問題の小階段へ行くと、確かに空気が冷たい。
私はすぐには触れず、ニルに尋ねた。
「どう感じますか」
ニルは階段をじっと見た。
「濡れてないのに、濡れてるみたいです」
「どこが一番?」
「三段目です。でも、三段目だけじゃなくて、上から下まで急いでる感じがします」
良い観察だった。
私は階段に手を当てた。
空殿の記憶ではない。
日々の疲れだ。
使用人たちは忙しく、この階段を急いで下りる。重い籠を持ち、叱られないように走る。階段は何度も転びかけた人を支え、そのたびに踏ん張った。
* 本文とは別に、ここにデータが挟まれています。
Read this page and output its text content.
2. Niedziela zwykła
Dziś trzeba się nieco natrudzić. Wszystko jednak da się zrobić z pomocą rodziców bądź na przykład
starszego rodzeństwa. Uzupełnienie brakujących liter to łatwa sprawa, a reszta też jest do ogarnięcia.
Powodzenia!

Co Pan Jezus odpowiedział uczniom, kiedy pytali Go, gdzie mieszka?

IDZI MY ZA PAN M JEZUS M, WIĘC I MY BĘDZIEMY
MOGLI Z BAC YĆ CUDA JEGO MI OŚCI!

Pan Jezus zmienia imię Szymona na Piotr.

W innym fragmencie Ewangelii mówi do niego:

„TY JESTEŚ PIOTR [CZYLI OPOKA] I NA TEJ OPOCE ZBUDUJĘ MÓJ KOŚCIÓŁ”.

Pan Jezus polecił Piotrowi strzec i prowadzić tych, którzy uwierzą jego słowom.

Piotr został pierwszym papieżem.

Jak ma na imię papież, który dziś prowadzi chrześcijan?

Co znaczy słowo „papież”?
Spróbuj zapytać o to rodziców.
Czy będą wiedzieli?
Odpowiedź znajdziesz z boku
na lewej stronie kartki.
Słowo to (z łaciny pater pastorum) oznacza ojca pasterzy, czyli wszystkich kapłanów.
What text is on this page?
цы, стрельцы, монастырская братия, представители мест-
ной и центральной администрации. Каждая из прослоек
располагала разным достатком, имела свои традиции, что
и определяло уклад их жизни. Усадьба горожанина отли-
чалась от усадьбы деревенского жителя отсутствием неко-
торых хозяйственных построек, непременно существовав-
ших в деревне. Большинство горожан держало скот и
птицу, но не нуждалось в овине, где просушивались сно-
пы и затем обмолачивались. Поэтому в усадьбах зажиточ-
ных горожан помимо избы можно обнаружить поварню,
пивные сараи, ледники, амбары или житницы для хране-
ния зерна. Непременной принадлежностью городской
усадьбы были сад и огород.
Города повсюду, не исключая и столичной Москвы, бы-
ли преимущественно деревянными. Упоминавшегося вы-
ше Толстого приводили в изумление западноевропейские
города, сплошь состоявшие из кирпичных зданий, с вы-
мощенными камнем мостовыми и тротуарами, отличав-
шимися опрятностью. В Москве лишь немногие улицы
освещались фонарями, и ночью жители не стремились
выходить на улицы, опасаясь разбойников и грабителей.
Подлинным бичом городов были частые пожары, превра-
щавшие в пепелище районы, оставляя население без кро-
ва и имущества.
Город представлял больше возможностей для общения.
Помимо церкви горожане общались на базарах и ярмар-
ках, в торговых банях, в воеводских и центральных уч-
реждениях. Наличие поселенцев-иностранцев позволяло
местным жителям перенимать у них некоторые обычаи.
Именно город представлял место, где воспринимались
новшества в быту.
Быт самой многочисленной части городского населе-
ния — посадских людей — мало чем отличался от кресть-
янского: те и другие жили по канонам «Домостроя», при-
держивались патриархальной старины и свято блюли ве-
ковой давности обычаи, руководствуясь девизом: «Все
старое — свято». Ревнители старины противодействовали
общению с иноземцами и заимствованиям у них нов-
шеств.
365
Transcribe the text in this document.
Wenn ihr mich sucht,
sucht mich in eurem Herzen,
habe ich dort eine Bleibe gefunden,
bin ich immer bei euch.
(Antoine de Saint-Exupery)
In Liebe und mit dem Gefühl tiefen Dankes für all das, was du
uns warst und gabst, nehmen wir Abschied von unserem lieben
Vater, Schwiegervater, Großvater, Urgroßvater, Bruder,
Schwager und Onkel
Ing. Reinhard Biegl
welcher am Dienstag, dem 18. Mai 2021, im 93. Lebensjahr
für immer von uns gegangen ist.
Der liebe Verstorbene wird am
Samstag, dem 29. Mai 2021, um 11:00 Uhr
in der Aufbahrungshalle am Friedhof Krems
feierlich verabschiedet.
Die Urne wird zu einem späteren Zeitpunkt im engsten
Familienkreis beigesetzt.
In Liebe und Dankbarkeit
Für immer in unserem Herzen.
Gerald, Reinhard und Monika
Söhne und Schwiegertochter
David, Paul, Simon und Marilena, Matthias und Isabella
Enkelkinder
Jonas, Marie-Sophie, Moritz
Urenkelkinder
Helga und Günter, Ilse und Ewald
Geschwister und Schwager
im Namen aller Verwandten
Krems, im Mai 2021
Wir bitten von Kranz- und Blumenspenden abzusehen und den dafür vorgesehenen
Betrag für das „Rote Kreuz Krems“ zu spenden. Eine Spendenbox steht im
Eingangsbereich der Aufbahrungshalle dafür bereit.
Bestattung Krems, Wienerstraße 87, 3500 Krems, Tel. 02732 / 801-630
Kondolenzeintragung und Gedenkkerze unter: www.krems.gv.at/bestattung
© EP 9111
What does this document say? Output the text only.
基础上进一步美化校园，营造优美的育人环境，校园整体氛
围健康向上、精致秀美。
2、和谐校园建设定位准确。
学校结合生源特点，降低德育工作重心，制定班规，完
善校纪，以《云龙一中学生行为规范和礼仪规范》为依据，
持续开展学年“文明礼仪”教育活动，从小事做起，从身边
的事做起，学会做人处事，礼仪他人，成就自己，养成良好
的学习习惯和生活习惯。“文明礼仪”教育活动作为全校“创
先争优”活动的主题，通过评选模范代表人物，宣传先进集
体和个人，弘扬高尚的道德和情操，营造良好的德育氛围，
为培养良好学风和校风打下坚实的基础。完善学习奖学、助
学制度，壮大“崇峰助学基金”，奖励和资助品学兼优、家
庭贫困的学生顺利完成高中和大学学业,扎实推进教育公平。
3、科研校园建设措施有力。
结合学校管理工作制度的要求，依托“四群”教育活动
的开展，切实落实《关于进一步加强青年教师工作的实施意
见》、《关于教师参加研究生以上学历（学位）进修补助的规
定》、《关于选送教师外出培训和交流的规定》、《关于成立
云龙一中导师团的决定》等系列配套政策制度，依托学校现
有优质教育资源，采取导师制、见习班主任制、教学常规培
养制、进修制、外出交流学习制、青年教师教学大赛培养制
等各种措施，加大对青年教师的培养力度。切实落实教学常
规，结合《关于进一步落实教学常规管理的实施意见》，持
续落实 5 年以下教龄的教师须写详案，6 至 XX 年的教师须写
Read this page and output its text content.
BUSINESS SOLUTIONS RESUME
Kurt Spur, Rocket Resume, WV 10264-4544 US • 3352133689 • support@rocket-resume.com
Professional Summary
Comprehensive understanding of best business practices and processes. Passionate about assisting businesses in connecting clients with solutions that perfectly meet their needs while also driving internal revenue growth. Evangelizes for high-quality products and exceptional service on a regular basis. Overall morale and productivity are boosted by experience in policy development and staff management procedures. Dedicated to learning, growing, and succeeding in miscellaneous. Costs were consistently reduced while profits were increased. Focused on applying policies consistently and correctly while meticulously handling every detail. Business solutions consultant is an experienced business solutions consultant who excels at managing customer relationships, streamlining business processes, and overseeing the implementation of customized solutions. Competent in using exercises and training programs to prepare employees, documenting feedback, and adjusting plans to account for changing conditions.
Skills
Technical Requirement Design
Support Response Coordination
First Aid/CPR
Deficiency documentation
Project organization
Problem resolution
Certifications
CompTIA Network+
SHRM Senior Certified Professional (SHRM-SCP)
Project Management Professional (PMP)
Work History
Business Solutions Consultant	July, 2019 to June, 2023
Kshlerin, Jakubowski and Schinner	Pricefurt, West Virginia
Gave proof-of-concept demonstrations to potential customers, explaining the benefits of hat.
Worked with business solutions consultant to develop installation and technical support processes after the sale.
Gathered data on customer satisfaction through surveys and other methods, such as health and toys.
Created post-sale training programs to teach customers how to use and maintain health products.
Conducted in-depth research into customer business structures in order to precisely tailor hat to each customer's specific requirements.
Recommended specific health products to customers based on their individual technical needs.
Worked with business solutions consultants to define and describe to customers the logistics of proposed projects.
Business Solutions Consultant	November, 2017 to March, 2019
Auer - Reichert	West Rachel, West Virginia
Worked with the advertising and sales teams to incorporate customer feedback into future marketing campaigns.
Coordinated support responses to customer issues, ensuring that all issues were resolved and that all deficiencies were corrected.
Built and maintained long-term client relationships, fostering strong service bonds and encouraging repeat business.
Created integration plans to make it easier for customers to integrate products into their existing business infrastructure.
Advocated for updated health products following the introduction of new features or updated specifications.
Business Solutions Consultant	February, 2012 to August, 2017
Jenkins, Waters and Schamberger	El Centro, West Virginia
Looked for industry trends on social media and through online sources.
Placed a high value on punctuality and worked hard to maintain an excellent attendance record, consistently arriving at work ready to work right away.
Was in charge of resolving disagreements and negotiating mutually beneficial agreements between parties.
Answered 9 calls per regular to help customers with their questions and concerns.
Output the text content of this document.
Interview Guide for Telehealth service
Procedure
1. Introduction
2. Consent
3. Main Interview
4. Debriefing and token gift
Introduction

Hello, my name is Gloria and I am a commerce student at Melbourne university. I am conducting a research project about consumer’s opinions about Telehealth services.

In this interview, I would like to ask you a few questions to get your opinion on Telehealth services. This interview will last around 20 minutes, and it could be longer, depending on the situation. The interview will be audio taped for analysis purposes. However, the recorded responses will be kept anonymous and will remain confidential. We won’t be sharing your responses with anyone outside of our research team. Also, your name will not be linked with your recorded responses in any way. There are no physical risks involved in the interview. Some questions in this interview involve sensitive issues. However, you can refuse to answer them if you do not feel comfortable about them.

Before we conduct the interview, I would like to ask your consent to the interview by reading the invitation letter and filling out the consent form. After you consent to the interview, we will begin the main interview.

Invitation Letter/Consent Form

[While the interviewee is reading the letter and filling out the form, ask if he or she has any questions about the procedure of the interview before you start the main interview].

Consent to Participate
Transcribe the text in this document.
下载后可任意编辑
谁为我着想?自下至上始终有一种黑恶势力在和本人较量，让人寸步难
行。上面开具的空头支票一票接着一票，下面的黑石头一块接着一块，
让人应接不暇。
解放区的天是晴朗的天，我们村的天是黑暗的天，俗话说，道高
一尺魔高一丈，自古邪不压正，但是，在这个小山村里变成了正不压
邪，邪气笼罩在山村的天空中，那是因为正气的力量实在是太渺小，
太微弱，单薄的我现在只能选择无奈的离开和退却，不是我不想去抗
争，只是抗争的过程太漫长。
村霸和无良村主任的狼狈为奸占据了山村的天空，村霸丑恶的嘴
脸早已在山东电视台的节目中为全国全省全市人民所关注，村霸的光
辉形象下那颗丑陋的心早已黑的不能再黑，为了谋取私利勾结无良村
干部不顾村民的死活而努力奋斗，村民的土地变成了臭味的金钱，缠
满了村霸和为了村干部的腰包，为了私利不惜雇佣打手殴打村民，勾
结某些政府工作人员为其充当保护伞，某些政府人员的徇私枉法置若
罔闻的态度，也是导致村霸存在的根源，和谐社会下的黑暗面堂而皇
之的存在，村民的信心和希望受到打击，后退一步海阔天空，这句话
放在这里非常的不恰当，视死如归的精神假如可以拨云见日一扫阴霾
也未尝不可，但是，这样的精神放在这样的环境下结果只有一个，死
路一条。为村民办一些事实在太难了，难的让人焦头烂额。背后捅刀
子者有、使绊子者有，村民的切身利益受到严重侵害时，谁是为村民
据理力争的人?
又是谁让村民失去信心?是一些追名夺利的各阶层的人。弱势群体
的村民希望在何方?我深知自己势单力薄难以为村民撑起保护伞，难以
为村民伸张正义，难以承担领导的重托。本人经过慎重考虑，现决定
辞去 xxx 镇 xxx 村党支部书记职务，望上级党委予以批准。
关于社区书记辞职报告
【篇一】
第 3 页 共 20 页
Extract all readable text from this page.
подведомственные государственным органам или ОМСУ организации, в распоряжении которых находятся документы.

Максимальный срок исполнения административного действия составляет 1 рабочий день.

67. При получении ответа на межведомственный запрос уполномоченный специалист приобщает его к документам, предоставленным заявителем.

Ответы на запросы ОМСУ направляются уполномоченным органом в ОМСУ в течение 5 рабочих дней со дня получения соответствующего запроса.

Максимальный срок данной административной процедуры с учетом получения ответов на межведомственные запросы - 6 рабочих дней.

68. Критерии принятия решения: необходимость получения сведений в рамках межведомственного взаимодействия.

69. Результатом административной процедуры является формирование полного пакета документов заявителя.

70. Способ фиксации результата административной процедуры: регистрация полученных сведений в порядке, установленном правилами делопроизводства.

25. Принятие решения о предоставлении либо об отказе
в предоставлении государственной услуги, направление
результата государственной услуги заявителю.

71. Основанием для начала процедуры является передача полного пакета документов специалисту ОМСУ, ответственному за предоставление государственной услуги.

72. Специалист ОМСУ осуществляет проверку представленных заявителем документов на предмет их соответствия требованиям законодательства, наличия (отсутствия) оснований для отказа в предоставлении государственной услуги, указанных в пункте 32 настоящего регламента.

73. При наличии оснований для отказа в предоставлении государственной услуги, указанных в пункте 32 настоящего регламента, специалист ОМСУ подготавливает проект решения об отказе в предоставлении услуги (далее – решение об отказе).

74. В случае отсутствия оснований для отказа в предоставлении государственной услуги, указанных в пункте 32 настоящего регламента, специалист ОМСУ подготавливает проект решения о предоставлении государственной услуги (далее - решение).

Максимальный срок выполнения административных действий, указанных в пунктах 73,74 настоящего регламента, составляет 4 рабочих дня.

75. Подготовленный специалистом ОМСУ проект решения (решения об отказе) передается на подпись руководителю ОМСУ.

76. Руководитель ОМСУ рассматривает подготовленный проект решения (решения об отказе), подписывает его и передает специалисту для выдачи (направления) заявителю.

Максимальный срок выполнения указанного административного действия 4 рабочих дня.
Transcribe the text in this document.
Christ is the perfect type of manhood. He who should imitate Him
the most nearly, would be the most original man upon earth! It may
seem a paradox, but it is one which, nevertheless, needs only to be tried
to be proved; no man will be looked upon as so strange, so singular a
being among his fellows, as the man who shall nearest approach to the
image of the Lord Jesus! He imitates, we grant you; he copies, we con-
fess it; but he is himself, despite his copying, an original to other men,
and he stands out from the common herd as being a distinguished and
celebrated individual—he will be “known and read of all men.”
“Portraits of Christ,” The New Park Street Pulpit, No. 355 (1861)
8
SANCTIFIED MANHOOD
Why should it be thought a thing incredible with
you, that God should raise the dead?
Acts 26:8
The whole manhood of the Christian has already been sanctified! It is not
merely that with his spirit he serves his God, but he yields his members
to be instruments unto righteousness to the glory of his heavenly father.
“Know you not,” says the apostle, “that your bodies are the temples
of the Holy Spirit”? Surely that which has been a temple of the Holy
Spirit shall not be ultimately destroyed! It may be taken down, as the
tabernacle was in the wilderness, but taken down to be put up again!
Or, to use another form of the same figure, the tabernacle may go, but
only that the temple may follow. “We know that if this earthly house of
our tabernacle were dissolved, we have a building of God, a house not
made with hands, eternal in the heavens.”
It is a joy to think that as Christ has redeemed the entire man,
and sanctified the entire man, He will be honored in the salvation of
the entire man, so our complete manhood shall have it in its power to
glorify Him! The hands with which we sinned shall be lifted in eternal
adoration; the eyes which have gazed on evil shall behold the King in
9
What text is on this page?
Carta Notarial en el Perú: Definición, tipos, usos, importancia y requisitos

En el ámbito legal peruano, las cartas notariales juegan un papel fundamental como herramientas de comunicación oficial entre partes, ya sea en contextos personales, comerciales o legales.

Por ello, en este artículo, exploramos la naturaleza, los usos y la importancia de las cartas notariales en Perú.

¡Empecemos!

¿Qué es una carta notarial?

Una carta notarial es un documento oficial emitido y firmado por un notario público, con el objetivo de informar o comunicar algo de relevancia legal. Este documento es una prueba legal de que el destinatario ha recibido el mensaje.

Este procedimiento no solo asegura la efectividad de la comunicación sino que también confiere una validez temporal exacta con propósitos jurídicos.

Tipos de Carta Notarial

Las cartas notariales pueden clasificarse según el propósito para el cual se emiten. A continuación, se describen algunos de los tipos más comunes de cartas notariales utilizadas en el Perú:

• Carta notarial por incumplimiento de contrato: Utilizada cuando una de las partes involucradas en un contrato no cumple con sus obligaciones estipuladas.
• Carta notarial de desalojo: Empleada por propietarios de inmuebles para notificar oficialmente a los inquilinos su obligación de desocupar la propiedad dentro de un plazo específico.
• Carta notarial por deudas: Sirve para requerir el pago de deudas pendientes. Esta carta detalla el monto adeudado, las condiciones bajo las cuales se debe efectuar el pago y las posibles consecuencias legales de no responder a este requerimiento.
だが、誰も礼を言わず、手すりも直されず、ついに滑るような感覚を返すようになったのだ。
「ニル、どう直したいですか」
彼は考えた。
「手すりを直します。あと、急がなくていいって言ってもらいます」
「誰に?」
「使う人と、階段に」
私は頷いた。
王城の厨房長と侍女たちに集まってもらい、ニルは震えながら説明した。
「三段目が一番危ないです。でも、本当は階段ぜんぶが疲れています。急ぐと、もっと怖がると思います」
大人たちは真剣に聞いた。
誰も笑わなかった。
それだけで、ニルの背筋が少し伸びる。
手すりの修理が決まり、重い荷を運ぶ時間の見直しも決まった。小階段には滑り止めの布が置かれ、急ぐ必要があるときの別の道も確認された。
帰る前、ニルは三段目に小さく頭を下げた。
「気づくのが遅くて、ごめんなさい」
階段が、ほんの少し温かくなった。
馬車に戻ると、ニルは大きく息を吐いた。
「怖かったです」
「でも、できました」
「はい」
彼は照れくさそうに笑った。
家守の初仕事は、大きな城を救うことではなかった。
毎日踏まれる小さな階段へ、ようやく誰かが耳を澄ませることだった。
仕事が終わったあと、王城の厨房長がニルへ小さな焼き菓子を渡した。
「階段を見てくれてありがとう」
ニルは受け取ってよいのか迷い、私を見た。
「いただいて大丈夫です。働きへのお礼ですから」
彼は両手で焼き菓子を受け取り、深く頭を下げた。
その様子を、王城の小階段が静かに見ている。
帰り際、ユリウス殿下も階段へ来た。
「私もここをよく使っていたが、急いで下りていた」
ニルは緊張しながら言った。
「殿下も、三段目はゆっくりお願いします」
周囲が息をのむ。
殿下は真面目に頷いた。
「分かった。三段目はゆっくり」
階段の冷たさが、さらに薄れた。
ニルは帰りの馬車で、焼き菓子を半分私にくれようとした。私は首を横に振った。
「それはニルの初仕事のお礼です」
「じゃあ、灰鴎城の暖炉の前で食べます」
彼は大事そうに菓子を包み直した。
家守として受け取る最初の感謝を、帰る場所で味わいたかったのだと思う。